In my writing group today we did a variety of writes. One of them was running with the idea, taken from the Apostle’s Creed, that Jesus “descended to the dead.” If all goes well, I will have three very different writes on this subject to share. The first of them is mine:
I’m pretty sure I’ve never really understood even what I meant when I affirm, in the creed, that Jesus descended to the dead.
To begin with, I have no clear picture in my mind of what Jesus might have experienced in his death and resurrection. Was there even a moment when Jesus, in death, had no awareness? Would that mean that the second person in the Trinity ceased to exist for that period of time? Or did he transition seamlessly into an eternal framework? (And for us, how would that be experienced if we were, for example, sleeping when we died?) Or, I have always imagined the godhead, though not Jesus incarnate, as somehow existing outside of time.
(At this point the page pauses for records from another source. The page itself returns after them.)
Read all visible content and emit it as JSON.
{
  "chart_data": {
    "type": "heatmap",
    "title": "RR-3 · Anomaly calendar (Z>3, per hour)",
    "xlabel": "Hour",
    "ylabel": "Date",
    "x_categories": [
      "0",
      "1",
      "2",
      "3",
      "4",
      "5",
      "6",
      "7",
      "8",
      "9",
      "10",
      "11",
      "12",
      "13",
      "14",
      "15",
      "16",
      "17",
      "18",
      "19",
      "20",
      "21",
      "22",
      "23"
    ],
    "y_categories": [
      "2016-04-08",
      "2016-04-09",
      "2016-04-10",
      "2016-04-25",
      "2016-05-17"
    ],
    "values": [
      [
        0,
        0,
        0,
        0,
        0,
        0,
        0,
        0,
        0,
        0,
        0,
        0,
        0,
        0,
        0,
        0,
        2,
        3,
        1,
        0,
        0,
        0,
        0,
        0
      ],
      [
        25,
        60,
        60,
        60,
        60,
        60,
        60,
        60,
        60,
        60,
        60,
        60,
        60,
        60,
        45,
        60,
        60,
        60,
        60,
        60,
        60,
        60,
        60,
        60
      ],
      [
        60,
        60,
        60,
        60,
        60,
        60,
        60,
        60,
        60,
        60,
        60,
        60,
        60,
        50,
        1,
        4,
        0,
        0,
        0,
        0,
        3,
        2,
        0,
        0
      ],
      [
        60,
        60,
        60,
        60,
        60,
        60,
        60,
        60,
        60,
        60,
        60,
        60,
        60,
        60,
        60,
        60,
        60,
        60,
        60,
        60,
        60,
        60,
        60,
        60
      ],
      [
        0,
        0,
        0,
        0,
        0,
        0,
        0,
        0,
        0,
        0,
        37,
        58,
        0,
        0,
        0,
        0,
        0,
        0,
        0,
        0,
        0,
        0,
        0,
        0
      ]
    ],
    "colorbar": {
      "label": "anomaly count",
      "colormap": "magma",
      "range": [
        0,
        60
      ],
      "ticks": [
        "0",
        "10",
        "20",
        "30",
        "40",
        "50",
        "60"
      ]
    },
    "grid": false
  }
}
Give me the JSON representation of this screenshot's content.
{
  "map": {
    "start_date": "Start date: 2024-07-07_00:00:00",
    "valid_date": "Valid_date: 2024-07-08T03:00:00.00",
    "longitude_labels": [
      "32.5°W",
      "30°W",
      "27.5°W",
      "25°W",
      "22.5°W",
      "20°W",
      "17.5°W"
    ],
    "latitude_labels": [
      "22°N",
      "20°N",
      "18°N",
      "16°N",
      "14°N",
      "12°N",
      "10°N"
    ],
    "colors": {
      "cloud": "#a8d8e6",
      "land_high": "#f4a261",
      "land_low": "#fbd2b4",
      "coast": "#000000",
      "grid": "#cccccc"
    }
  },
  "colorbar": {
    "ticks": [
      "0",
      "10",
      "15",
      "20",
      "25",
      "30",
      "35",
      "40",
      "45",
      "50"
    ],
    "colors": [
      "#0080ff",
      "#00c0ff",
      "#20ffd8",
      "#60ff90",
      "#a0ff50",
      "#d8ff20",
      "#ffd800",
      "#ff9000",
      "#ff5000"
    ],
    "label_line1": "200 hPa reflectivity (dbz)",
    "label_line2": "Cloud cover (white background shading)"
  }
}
Is there an eternal, coexistant aspect of the second person of the Trinity that has always existed, even as Jesus lived and died, truly, as a human being? And what would it mean, even, to say that?
I think we probably don’t have the words.
On one level, I do think (and affirm) Jesus was fully human in his incarnation. But that itself is an inexplicable mystery of faith. How can someone in their person encompass the fullness of what we mean when we say they are God, and the limitations which we mean when we say they are human? I try to make sense of this in my own mind by imagining Jesus as a human person, who yet somehow was tuned in to what I would want to call the heart of God, so that he could feel God’s response even as he acted (and even made mistakes) in his human life.
But I know this is really not an adequate explanation. It’s just the best way I have yet of trying to think about this.
Back to the original question. In saying that Jesus descended from the dead, I believe we are saying that like all human beings, he really died.
I just don’t know what I think I mean when I say that.